You don't need to master all twelve at once. You don't need to be perfect. You just need to begin, with whichever recipe calls to you, in whatever way fits your life right now.
Remember: it takes a child seven times to like a new food. Give yourself some patience to catch up to your own transformation.
The Investment in Real
Maybe it feels expensive to swap to better ingredients. But this is real food. In France, people spend 20% of their budget on food. Maybe food should not be the cheapest thing we buy. It is literally foundational—the raw materials from which your body builds itself every single day.
And remember: fake Frankenstein food costs us way more in health bills, disease management, and expensive workout classes trying to compensate for poor nutrition. Still take the classes if you like them, but don't depend on them alone to make you feel good. The food comes first. The working out is for your mental health and the joy of movement.
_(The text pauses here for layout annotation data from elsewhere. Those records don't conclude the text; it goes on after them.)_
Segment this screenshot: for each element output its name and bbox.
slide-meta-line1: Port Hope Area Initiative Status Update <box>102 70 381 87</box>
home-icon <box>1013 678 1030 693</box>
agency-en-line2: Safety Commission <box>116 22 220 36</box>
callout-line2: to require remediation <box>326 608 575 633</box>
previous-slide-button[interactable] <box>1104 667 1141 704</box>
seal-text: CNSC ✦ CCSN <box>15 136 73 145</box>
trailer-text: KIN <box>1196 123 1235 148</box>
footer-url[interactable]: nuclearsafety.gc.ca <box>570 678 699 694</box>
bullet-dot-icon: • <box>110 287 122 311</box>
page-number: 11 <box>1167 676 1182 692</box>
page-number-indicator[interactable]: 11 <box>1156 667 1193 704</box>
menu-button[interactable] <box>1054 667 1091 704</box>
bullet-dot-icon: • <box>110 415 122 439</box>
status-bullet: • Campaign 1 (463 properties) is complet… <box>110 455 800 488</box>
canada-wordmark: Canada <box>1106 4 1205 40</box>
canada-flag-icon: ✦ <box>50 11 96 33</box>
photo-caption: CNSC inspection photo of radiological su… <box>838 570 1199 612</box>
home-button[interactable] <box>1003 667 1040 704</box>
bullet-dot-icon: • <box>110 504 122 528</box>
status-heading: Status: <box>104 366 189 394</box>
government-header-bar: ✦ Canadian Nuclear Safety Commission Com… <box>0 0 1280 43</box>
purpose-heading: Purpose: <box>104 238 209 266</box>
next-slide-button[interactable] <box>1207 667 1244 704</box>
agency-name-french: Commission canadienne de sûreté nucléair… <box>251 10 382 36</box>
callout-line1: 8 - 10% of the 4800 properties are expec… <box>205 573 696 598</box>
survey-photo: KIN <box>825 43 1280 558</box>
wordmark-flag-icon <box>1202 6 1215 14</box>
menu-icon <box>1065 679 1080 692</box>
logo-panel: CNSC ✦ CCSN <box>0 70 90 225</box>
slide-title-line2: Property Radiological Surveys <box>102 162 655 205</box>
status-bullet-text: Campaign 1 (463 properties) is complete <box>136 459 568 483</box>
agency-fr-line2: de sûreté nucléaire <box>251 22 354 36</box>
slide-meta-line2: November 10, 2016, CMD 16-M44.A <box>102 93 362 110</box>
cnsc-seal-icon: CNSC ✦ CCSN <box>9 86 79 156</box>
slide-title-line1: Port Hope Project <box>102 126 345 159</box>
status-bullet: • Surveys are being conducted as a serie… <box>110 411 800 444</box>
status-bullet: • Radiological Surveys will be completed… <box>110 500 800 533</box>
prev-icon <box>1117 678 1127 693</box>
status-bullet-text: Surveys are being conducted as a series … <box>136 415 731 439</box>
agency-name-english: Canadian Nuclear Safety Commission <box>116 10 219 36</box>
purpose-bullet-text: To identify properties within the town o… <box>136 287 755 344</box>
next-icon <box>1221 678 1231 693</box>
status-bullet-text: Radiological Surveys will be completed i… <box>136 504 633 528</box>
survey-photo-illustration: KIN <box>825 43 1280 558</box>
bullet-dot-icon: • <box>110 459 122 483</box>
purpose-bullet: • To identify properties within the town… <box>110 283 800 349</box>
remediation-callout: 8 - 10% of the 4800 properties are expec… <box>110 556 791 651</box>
My muffin top melted away when I chose real food, even when I stopped working out for a time due to scheduling constraints. I ended up picking up the workout habit again, but not to wear down my body parts trying to burn off bad food—but because moving a well-nourished body feels so damn good.
Bottom line: Systems beat willpower every time. Master your twelve. Build your rhythms. Trust your body. The transformation you're looking for is waiting in the daily practice of these simple, nourishing patterns.